There isn't really one "correct" way...there are multiple ways to do it. So much depends on the data set…to decide which approach works well in each situation.
One approach is to do a fully alternative-specific design in MBC, where each alternative gets its own categorical dependent variables (such as color, speed, price, etc.) and the alternative-specific constant captures the utility of the alternative, holding all else equal. Also, you'll have some binary (yes/no) availability variables to indicate whether a concept is available or not. MBC dummy-codes the design matrix such that level 1 is the reference (0) level and level 2 is the “1” (true or "on") state, so you’ll want to code the availability variables as 1=not available and 2=available.

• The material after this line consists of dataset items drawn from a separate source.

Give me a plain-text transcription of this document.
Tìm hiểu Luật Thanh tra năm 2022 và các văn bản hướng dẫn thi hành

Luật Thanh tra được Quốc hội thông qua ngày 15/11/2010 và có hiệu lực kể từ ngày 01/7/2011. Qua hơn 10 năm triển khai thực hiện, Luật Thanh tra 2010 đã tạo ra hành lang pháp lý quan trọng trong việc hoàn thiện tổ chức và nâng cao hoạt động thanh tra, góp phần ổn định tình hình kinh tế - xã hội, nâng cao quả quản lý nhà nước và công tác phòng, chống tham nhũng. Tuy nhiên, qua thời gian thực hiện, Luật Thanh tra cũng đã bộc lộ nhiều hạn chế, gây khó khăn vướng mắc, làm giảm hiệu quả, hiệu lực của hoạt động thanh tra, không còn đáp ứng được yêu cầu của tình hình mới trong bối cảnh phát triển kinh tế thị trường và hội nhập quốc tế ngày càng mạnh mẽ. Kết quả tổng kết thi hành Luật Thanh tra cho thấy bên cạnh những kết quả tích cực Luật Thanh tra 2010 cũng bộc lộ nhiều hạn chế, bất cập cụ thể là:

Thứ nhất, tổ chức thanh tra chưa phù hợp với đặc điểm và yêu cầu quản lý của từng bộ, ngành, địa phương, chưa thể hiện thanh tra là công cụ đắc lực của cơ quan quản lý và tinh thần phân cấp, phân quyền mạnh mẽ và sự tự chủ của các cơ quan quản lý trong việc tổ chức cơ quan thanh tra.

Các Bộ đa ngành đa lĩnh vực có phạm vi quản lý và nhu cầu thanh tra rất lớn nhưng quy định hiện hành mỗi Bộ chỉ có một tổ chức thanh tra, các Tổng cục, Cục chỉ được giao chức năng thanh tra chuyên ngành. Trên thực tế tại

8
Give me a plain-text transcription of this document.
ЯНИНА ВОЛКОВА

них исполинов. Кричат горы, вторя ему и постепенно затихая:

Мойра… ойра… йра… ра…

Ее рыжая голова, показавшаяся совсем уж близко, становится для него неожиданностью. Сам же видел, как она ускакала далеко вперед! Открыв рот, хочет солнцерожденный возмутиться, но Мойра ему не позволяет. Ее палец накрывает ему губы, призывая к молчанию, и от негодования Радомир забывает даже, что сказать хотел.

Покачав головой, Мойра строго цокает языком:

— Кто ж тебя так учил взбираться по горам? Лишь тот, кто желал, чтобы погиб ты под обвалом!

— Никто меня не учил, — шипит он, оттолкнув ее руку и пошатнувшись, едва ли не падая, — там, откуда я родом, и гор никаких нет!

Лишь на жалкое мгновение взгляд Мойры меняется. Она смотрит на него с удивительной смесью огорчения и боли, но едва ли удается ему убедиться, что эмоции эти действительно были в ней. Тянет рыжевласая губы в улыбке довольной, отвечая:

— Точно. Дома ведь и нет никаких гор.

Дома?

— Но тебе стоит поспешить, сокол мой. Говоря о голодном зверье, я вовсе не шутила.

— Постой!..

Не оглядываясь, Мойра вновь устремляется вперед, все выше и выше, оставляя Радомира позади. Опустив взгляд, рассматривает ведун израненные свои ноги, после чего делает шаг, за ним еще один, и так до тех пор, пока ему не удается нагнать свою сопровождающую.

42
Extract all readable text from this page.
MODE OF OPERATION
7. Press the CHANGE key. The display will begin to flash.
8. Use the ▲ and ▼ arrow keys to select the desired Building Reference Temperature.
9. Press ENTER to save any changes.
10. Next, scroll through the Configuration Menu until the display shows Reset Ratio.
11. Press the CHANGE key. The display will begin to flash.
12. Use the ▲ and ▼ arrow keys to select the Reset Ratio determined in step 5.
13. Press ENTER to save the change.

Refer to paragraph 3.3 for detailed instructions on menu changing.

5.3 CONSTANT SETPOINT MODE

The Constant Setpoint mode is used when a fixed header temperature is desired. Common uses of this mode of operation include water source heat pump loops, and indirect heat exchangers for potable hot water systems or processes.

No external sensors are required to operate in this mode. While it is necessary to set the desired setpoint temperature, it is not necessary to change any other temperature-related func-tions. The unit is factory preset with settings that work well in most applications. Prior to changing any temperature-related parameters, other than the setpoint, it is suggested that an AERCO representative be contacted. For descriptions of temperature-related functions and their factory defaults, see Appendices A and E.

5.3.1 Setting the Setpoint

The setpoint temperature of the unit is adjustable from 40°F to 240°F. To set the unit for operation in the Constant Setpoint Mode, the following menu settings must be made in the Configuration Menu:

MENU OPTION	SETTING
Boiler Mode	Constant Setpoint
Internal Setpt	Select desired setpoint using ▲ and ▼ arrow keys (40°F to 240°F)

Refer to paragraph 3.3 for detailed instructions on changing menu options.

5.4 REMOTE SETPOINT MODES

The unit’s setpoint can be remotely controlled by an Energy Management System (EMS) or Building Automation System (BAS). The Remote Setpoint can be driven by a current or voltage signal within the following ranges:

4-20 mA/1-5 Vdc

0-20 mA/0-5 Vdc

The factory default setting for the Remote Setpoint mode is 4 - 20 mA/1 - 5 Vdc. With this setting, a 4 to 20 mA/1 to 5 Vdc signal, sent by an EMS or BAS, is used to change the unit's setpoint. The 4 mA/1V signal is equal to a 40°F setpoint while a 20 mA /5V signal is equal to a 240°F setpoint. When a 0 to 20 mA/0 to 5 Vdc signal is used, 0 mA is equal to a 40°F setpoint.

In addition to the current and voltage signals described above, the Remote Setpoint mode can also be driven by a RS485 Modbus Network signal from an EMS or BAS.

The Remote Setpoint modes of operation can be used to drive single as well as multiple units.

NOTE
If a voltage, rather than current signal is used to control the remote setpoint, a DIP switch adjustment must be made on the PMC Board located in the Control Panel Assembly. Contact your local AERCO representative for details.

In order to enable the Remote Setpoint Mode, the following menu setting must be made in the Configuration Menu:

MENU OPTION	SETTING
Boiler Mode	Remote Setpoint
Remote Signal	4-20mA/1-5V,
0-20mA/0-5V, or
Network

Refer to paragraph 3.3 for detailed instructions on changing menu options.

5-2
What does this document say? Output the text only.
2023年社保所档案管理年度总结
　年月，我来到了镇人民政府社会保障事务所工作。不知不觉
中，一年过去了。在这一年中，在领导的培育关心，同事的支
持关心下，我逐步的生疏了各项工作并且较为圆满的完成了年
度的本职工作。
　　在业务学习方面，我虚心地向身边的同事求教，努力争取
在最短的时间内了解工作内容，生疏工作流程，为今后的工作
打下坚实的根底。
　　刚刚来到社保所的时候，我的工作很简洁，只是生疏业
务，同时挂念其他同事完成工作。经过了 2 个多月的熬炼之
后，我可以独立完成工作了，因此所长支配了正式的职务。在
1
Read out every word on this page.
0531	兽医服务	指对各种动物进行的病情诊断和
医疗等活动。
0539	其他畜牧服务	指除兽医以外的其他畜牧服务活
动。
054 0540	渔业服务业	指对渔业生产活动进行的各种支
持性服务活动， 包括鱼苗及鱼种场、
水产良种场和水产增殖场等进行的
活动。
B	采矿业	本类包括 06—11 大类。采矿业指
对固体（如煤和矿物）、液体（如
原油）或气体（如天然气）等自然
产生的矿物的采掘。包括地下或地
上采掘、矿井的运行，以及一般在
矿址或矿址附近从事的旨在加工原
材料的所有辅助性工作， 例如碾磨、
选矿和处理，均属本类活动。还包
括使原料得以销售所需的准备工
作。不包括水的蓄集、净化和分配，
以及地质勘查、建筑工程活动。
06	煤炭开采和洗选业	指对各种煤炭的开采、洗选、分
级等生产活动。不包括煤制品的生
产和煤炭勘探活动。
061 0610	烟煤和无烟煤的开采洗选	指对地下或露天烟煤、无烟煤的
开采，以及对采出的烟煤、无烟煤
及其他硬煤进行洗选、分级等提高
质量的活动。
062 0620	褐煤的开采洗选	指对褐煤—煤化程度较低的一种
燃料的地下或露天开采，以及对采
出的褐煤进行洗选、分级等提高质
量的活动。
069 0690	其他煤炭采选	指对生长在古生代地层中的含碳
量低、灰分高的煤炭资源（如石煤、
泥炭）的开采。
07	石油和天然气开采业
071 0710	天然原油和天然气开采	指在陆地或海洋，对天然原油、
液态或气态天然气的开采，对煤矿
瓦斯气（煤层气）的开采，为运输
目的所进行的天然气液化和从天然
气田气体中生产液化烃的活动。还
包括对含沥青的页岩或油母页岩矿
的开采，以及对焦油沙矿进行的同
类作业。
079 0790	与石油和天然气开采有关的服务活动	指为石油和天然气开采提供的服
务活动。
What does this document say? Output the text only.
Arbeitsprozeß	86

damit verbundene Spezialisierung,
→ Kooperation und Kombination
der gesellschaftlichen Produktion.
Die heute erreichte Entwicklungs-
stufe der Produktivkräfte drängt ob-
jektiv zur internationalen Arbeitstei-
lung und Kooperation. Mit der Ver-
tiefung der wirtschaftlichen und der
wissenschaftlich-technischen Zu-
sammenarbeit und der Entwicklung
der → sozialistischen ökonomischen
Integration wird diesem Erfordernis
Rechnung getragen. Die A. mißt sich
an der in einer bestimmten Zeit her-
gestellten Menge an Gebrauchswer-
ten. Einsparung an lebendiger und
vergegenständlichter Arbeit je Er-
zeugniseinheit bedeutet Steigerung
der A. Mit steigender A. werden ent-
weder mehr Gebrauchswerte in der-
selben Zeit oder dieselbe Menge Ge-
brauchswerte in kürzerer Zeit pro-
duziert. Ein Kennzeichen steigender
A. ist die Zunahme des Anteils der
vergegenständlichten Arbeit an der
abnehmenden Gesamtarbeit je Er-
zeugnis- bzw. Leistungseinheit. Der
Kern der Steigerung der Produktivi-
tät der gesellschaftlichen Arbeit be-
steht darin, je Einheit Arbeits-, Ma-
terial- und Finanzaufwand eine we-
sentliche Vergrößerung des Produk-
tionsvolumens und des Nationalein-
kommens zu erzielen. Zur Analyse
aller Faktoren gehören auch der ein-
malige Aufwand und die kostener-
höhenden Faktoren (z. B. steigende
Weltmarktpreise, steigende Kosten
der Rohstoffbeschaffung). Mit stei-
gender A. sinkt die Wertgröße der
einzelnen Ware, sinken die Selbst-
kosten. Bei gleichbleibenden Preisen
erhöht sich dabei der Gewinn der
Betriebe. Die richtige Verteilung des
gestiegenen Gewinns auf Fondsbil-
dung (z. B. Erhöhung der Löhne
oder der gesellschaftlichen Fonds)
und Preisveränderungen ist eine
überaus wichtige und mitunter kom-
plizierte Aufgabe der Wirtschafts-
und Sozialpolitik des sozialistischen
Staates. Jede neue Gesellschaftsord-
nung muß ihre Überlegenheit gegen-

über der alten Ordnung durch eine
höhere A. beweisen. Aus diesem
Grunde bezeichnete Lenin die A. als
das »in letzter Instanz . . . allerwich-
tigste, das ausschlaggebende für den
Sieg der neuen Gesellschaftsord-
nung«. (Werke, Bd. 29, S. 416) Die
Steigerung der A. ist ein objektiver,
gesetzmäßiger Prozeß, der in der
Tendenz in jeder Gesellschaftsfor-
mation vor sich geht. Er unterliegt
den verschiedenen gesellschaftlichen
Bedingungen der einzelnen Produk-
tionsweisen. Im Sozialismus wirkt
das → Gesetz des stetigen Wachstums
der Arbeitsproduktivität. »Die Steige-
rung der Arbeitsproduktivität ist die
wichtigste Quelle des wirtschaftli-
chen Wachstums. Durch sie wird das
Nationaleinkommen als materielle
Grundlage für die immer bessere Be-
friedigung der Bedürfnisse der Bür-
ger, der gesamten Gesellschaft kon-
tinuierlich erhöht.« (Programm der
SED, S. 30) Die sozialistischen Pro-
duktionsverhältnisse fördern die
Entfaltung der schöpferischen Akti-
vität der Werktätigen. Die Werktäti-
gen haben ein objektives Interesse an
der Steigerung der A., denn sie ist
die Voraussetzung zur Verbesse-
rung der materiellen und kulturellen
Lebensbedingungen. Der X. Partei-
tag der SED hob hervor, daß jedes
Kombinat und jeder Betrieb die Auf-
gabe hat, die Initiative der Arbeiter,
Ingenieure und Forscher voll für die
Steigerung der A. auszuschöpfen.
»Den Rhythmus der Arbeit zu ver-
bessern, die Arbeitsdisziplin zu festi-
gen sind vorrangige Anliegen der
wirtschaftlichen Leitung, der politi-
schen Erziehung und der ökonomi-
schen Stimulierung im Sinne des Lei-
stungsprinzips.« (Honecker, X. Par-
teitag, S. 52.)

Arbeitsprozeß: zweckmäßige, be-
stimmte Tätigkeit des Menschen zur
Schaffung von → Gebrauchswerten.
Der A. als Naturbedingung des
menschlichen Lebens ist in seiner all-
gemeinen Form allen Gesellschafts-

Let's imagine there are 3 alternatives in the task plus a None. Imagine the 3rd alternative is always present but the first two are sometimes there and sometimes gone. All three alternatives have two attributes (color, price).
Setup of the raw data .csv file (to feed into MBC software, which has automatic capabilities to actually create the design matrix) would be to have one row per choice task: columns would be respnum followed by color and price (for each of three alternatives) followed by two availability variables followed by dependent variable. So, each row has 10 columns. (When an alternative is not available, its color and price variables are left missing.)
When you set up the logit or HB-logit run, you'd specify that the color and price variables were only predictive of the alternative they belong to. The availability variables also would be predictive only of the alternatives they are associated with.
This is an interesting model, because it formally captures any violations of IIA via the availability effects. Most conjoint researchers use individual-level modeling and go with the simpler IIA-ruled model (no availability effects). But, when IIA doesn’t hold very well, such a model as you are proposing can perform better.